Presidential Photo/Simeon Celi Jr., File
Chinese envoy: Philippines not our province, not now, not ever
Audrey Morallo (Philstar.com) - July 17, 2018 - 5:24pm

MANILA, Philippines —  The Philippines has never been and would never be a province of China, the Chinese ambassador to the Philippines said on Tuesday, as President Rodrigo Duterte stressed that Beijing did not ask Manila to cede even "one square" of its territory in exchange for its help.

Chinese Ambassador to the Philippines Xiao Jinhua said that the recent posting of tarpaulins introducing the country as a province of China to visitors was a "vicious attack" on the two countries' relations and Duterte's so-called independent foreign policy.

"It has never been any part of China. As a matter of fact you know," Xiao told reporters when asked about his comment on the posting of the banners.

"No, not now, not ever," the Chinese envoy said.

Tarpaulins bearing the words, "Welcome to the Philippines, province of China" were seen hanging from several footbridges in Metro Manila on Thursday last week, the second anniversary of the country's victory over Beijing in its arbitration case filed before a Hague-based tribunal.

The banners had the Chinese flag and Chinese characters.

This also came when Duterte himself "joked" before an audience which included the Chinese envoy that the country could become a province of its northern powerful neighbor.

"He (Xi Jinping) is a man of honor. They can even make us ‘Philippines, province of China,’ we will even avail of services for free,” Duterte said. "If China were a woman, I'd woo her."

Although they were "bad," the banners were not offensive to China, Xiao clarified.

He also stressed that Chinese aid and loans to the Philippines would not snare Manila in its "debt trap" as these were based on "mutual agreement."

The Chinese envoy said that the Philippines would not be indebted to Beijing because of its aid, adding that the government's economic team is "smart enough."

"That is simply the decision by your government to use the soft loans and the infrastructure project will be undertaken by a Chinese company through limited bidding process.

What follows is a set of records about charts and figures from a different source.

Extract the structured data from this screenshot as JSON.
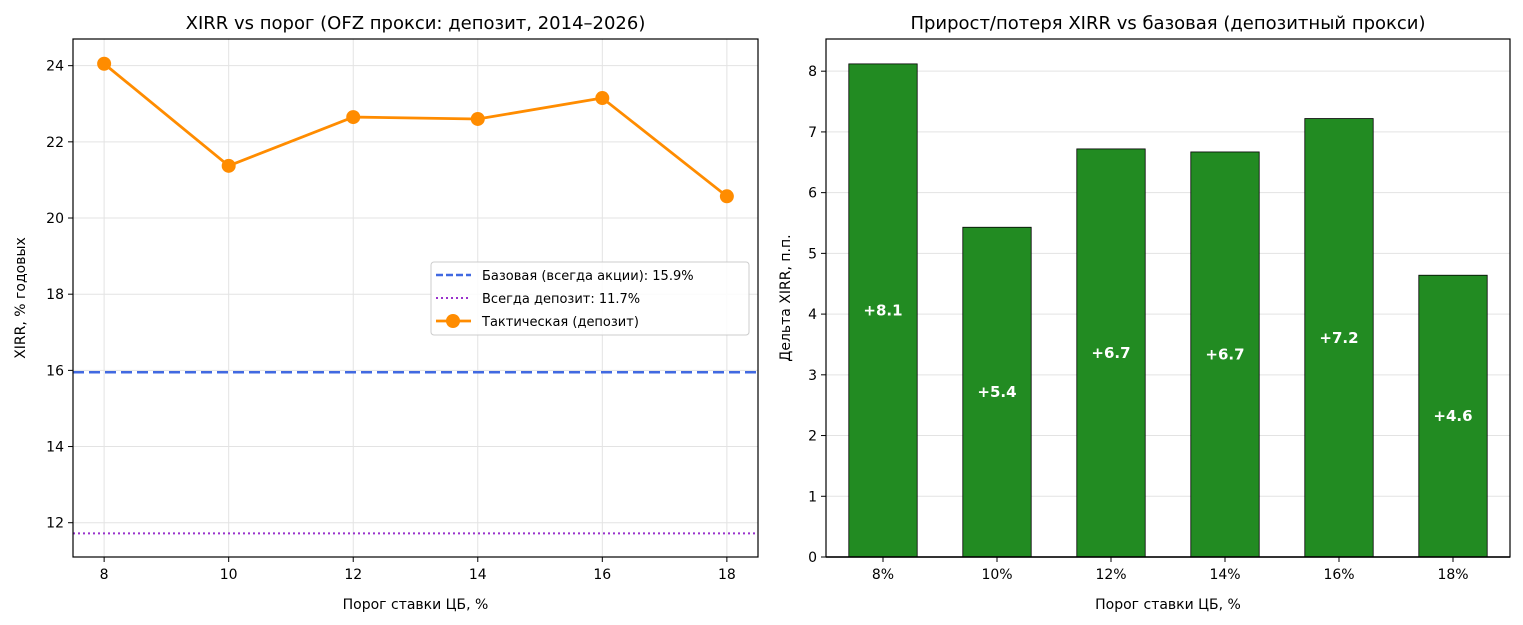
{
  "chart_data": [
    {
      "type": "line",
      "title": "XIRR vs порог (OFZ прокси: депозит, 2014–2026)",
      "xlabel": "Порог ставки ЦБ, %",
      "ylabel": "XIRR, % годовых",
      "x": [
        8,
        10,
        12,
        14,
        16,
        18
      ],
      "x_ticks": [
        "8",
        "10",
        "12",
        "14",
        "16",
        "18"
      ],
      "xlim": [
        7.5,
        18.5
      ],
      "ylim": [
        11.1,
        24.7
      ],
      "y_ticks": [
        "12",
        "14",
        "16",
        "18",
        "20",
        "22",
        "24"
      ],
      "grid": true,
      "legend_position": "center-right",
      "series": [
        {
          "name": "Тактическая (депозит)",
          "values": [
            24.05,
            21.37,
            22.65,
            22.6,
            23.15,
            20.57
          ],
          "color": "#ff8c00",
          "style": "solid-marker"
        }
      ],
      "reference_lines": [
        {
          "name": "Базовая (всегда акции): 15.9%",
          "value": 15.95,
          "color": "#4169e1",
          "style": "dashed"
        },
        {
          "name": "Всегда депозит: 11.7%",
          "value": 11.72,
          "color": "#9932cc",
          "style": "dotted"
        }
      ]
    },
    {
      "type": "bar",
      "title": "Прирост/потеря XIRR vs базовая (депозитный прокси)",
      "xlabel": "Порог ставки ЦБ, %",
      "ylabel": "Дельта XIRR, п.п.",
      "categories": [
        "8%",
        "10%",
        "12%",
        "14%",
        "16%",
        "18%"
      ],
      "values": [
        8.12,
        5.43,
        6.72,
        6.67,
        7.22,
        4.64
      ],
      "data_labels": [
        "+8.1",
        "+5.4",
        "+6.7",
        "+6.7",
        "+7.2",
        "+4.6"
      ],
      "ylim": [
        0,
        8.53
      ],
      "y_ticks": [
        "0",
        "1",
        "2",
        "3",
        "4",
        "5",
        "6",
        "7",
        "8"
      ],
      "grid": true,
      "bar_color": "#228b22"
    }
  ]
}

There is no mention or no avenue for ownership, your government will own all those projects. So there will be no question of putting yourself in debt," Xiao said.

The chief executive meanwhile stressed that his Chinese counterpart, Xi Jinping, did not ask for the Philippines to surrender its territorial claims in exchange for China's help.

He emphasized that both sides would discuss the 2016 arbitral award which invalidated much of China's expansive claim to the South China Sea "in some other time."

"Allow China, we will allow them the sufficient period to sort out things. China will be fair, the equity will be distributed," the president said.